Corps, espace et mouvement

La gestuelle est dense, charnelle, contenue :

  • Les appuis sont lourds, ancrés dans le sol ; le poids du corps se fait matière.
  • Les bras dessinent des arcs, des ouvertures, des retraits, comme des ailes en tension.
  • Les contacts alternent entre proximité et résistance : frôlements, portés retenus, effleurements nerveux.

Le flux du mouvement oscille entre suspension et rupture.
Sur Vivaldi, le geste s’élargit, se déploie ; sur Stéphane Roy, il se crispe, s’accélère, se contracte.
Ce contraste sonore souligne la
dualité entre sacré et organique, entre souffle et matière.

Musique

La pièce alterne deux univers sonores :

  • Antonio Vivaldi – Magnificat (dir.
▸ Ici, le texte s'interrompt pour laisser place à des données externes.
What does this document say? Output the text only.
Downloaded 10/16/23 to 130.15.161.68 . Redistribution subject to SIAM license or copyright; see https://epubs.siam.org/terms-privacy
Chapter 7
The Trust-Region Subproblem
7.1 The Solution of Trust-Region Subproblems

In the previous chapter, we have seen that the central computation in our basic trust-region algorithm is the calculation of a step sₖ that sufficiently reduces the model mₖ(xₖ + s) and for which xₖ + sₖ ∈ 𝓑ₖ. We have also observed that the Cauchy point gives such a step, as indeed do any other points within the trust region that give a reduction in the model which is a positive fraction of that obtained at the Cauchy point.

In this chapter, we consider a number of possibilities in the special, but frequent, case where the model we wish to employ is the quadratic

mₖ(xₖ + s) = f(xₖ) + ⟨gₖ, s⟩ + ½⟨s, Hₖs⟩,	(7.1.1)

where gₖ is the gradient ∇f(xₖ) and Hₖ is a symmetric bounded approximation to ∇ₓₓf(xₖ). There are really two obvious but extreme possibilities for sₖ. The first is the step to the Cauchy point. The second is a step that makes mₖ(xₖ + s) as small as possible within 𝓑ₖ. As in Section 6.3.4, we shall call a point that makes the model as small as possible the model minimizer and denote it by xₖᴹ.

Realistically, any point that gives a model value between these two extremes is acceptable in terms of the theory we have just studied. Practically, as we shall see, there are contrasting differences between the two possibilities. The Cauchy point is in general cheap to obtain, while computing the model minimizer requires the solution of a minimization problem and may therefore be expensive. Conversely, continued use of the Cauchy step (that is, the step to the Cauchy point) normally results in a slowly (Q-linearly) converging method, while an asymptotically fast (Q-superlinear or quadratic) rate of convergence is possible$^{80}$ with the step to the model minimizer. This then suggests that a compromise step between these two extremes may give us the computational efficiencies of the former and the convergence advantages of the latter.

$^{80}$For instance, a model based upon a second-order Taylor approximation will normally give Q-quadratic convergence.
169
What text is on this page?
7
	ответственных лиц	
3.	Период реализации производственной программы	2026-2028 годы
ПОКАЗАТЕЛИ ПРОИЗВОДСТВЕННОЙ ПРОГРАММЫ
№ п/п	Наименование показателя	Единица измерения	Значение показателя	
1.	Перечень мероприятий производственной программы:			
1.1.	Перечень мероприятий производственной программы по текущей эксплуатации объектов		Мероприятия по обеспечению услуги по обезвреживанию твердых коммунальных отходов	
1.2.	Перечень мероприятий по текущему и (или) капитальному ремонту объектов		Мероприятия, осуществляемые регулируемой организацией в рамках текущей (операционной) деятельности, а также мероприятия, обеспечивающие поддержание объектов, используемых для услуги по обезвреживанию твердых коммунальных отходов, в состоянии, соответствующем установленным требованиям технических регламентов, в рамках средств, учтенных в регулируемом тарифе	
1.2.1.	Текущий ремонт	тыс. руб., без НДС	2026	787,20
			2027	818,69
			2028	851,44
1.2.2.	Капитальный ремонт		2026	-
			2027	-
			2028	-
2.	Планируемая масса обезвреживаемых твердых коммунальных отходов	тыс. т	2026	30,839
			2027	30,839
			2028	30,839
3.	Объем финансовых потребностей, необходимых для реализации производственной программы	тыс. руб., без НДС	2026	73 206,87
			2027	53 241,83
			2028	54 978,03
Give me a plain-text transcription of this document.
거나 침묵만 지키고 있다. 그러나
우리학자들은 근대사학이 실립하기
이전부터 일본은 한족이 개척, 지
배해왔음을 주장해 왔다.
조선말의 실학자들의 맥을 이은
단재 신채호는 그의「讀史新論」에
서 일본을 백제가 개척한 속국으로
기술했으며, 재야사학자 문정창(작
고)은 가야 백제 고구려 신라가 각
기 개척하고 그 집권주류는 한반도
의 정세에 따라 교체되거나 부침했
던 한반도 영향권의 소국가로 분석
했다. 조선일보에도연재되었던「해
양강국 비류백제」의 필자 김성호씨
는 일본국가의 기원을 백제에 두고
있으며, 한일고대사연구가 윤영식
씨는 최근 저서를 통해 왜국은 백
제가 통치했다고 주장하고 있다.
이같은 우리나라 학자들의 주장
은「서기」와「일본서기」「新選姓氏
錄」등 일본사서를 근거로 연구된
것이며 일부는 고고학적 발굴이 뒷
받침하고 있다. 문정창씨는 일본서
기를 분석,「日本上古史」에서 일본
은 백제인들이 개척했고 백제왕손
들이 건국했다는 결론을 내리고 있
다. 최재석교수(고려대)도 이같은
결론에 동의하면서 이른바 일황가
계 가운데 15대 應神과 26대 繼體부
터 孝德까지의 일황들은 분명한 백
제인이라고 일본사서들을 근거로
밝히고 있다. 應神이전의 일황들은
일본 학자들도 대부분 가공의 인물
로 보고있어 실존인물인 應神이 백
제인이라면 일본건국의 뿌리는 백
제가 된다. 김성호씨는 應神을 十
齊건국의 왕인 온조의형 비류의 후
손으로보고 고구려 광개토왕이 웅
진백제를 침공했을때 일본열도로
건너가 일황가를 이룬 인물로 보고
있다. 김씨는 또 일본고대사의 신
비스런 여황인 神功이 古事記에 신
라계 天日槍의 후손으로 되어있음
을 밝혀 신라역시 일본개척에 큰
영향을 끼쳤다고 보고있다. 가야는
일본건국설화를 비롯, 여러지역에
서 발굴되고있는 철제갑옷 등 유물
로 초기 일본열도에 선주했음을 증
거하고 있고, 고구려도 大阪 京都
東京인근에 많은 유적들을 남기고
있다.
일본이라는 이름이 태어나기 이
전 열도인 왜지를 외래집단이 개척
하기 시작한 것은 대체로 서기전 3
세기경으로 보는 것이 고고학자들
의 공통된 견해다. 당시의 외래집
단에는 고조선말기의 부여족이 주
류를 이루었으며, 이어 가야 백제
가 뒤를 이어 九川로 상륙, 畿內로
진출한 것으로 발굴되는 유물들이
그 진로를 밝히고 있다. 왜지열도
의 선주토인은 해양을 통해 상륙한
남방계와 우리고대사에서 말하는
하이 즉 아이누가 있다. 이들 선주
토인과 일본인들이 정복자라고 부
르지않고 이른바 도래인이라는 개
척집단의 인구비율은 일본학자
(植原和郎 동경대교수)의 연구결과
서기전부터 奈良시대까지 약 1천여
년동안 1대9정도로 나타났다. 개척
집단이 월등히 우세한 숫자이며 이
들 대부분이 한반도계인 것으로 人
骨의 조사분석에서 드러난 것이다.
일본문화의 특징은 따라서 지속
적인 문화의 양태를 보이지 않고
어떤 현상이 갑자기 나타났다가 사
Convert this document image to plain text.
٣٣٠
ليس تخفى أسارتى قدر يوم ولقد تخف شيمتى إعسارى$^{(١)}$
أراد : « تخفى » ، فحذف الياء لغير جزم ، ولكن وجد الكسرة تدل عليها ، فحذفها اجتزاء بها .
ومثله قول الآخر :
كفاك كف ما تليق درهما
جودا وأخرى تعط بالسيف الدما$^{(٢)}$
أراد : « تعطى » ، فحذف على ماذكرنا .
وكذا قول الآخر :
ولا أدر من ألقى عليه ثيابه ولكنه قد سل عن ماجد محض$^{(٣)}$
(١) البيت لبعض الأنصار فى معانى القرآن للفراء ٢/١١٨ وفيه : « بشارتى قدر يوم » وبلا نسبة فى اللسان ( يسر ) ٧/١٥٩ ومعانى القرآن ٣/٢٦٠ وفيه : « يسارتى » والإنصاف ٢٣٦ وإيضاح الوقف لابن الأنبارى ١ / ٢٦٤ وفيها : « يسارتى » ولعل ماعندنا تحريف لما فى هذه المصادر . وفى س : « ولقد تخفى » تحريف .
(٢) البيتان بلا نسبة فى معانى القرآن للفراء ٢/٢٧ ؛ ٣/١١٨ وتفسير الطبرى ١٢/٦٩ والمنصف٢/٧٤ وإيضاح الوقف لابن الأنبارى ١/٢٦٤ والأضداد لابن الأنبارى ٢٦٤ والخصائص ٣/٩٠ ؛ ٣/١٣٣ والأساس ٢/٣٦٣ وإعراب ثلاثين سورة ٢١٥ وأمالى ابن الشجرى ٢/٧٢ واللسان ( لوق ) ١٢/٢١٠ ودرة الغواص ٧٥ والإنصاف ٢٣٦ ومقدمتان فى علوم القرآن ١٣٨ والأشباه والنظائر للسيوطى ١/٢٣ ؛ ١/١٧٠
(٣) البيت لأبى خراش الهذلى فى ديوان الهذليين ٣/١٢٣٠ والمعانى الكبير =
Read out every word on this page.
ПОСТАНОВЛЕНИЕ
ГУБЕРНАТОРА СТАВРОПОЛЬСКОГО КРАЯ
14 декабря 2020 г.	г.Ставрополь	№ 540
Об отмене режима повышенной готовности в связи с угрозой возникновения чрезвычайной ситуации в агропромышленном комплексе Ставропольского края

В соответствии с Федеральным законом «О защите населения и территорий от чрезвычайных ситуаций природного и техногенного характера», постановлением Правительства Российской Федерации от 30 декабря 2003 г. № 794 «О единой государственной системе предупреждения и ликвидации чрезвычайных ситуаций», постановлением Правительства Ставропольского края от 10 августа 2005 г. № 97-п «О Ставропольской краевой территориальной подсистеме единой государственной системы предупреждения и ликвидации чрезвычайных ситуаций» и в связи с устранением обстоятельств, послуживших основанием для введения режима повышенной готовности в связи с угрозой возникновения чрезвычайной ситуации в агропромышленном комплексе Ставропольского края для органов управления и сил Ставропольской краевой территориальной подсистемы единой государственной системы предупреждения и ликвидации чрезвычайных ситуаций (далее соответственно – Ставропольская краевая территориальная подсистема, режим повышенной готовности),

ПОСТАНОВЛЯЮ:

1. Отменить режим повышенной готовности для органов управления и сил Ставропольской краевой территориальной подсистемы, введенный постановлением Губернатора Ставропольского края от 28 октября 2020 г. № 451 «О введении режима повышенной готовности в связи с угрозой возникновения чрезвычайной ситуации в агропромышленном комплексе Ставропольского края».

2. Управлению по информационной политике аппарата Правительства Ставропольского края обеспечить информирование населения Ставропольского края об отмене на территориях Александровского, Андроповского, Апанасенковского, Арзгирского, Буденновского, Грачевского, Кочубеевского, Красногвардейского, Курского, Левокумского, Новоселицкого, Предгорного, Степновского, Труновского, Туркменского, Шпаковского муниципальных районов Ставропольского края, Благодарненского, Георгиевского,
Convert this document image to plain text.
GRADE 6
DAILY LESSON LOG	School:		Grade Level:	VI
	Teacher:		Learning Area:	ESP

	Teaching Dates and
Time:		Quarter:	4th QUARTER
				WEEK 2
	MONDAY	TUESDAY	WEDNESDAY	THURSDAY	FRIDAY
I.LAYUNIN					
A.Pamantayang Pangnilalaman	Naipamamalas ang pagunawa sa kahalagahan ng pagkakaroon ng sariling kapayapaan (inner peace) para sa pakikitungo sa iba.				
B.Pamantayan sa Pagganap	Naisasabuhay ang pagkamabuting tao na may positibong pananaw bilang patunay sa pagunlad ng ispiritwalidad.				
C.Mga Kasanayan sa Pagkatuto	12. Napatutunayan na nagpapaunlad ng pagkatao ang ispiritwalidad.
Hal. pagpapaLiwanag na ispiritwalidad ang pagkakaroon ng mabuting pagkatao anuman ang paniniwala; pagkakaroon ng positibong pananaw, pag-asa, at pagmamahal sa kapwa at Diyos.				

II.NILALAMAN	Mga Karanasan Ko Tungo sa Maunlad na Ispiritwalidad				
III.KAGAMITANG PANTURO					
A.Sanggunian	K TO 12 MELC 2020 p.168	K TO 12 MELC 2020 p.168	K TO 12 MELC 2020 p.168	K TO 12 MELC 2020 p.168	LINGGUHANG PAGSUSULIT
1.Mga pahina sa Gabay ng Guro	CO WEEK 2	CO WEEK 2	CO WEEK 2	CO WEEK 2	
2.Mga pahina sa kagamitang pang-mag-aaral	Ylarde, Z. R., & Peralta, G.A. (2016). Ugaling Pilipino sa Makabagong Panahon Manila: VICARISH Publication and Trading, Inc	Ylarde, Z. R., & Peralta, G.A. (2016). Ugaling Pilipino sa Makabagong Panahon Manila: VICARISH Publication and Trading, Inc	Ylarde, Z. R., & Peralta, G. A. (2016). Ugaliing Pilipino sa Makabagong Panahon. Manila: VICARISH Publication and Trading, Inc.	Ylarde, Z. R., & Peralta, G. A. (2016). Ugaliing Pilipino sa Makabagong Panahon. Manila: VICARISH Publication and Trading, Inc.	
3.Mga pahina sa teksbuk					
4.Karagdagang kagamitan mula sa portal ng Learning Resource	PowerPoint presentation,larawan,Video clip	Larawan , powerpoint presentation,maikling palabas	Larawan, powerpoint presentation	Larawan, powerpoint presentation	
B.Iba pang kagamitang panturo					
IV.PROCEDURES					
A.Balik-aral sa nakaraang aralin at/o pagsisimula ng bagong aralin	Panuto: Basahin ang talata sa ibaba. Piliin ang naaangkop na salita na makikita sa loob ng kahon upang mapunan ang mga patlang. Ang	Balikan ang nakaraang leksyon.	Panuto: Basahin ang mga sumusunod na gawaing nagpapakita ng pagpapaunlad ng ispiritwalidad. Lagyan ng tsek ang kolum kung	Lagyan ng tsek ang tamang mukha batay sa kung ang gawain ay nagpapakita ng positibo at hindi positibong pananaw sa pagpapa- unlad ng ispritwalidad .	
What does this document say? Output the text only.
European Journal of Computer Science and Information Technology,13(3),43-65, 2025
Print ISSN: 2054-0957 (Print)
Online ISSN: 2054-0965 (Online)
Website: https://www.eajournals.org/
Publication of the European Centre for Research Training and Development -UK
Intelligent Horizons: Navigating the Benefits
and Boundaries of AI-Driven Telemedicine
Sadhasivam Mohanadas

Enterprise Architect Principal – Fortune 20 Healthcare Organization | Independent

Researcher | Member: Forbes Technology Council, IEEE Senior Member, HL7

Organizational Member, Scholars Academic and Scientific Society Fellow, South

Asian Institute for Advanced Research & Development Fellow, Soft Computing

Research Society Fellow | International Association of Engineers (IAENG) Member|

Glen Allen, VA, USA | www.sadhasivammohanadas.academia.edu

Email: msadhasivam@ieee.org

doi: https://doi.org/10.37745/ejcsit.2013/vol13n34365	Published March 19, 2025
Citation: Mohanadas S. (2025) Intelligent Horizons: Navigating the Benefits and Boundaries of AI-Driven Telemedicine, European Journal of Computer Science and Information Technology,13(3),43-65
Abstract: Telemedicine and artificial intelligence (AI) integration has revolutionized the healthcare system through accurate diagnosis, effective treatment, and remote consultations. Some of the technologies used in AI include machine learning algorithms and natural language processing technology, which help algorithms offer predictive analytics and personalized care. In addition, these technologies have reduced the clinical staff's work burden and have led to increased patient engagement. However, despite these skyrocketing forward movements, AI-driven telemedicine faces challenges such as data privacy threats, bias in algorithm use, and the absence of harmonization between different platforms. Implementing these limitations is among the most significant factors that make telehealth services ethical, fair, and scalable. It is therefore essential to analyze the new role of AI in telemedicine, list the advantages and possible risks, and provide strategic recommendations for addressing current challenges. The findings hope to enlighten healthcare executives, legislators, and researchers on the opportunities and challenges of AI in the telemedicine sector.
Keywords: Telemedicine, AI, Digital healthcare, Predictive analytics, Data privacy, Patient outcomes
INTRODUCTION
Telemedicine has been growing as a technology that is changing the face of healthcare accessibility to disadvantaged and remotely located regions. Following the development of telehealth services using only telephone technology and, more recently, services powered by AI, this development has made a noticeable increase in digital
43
Michel Corboz) : tension baroque, dimension céleste et lumineuse.
  • Stéphane Roy – Crystal Music : texture électroacoustique faite de souffles, de frémissements et de vibrations.

Cette alternance n’illustre pas l’action : elle crée des zones de résonance entre son et geste, entre extase et vertige.
La musique devient le souffle intérieur de la scène.

Scénographie et lumière

La scénographie traduit physiquement le passage du spirituel au charnel.
Le plateau s’ouvre sur une surface rouge sombre, semblable à un miroir d’eau.
Cette matière liquide, presque viscérale, évoque à la fois le sang menstruel, la matrice féminine, et la possibilité d’enfantement : l’origine de la vie.

Au fil de la pièce, le rouge est recouvert par du sable clair, image du temps qui passe et de la terre féconde qui accueille la transformation.
À la fin, ce sable recouvre tout : l’acte de conception symbolique est accompli.

Les costumes incarnent le contraste des figures :

  • Marie, en robe blanche simple, incarne la pureté, la fragilité et l’ouverture.
  • L’Ange, vêtu de bleu roi, couleur du divin et du céleste, représente la puissance messagère et la lumière spirituelle.

La lumière, finement dosée, sculpte les volumes, éclaire l’eau, puis adoucit les contours à mesure que le sable envahit la scène.
Elle devient un troisième protagoniste : elle sépare, unit, guide, révèle.

Procédés de composition



  • Écriture du contact : entre attirance et retrait, entre équilibre et effondrement.
  • Contrastes d’énergie : passages du calme suspendu à l’explosion nerveuse.
  • Symbolique chromatique : rouge (chair, sang), blanc (pureté, réception), bleu (divin).
  • Temporalité condensée : tout se joue dans la tension de l’instant, dans les dix minutes du passage.


Sens et portée de l’œuvre

Annonciation est une métaphore du passage, du moment où le corps devient lieu de vie et d’esprit.
Preljocaj ne cherche pas à raconter un miracle, mais à rendre sensible l’expérience de l’incarnation.
Le sacré y est tangible, presque biologique ; le divin naît du corps lui-même.

L’œuvre célèbre la force féminine, la capacité de transformation et la puissance silencieuse du consentement.
À travers ce duo, Preljocaj transforme une icône religieuse en une méditation charnelle et spirituelle sur la création.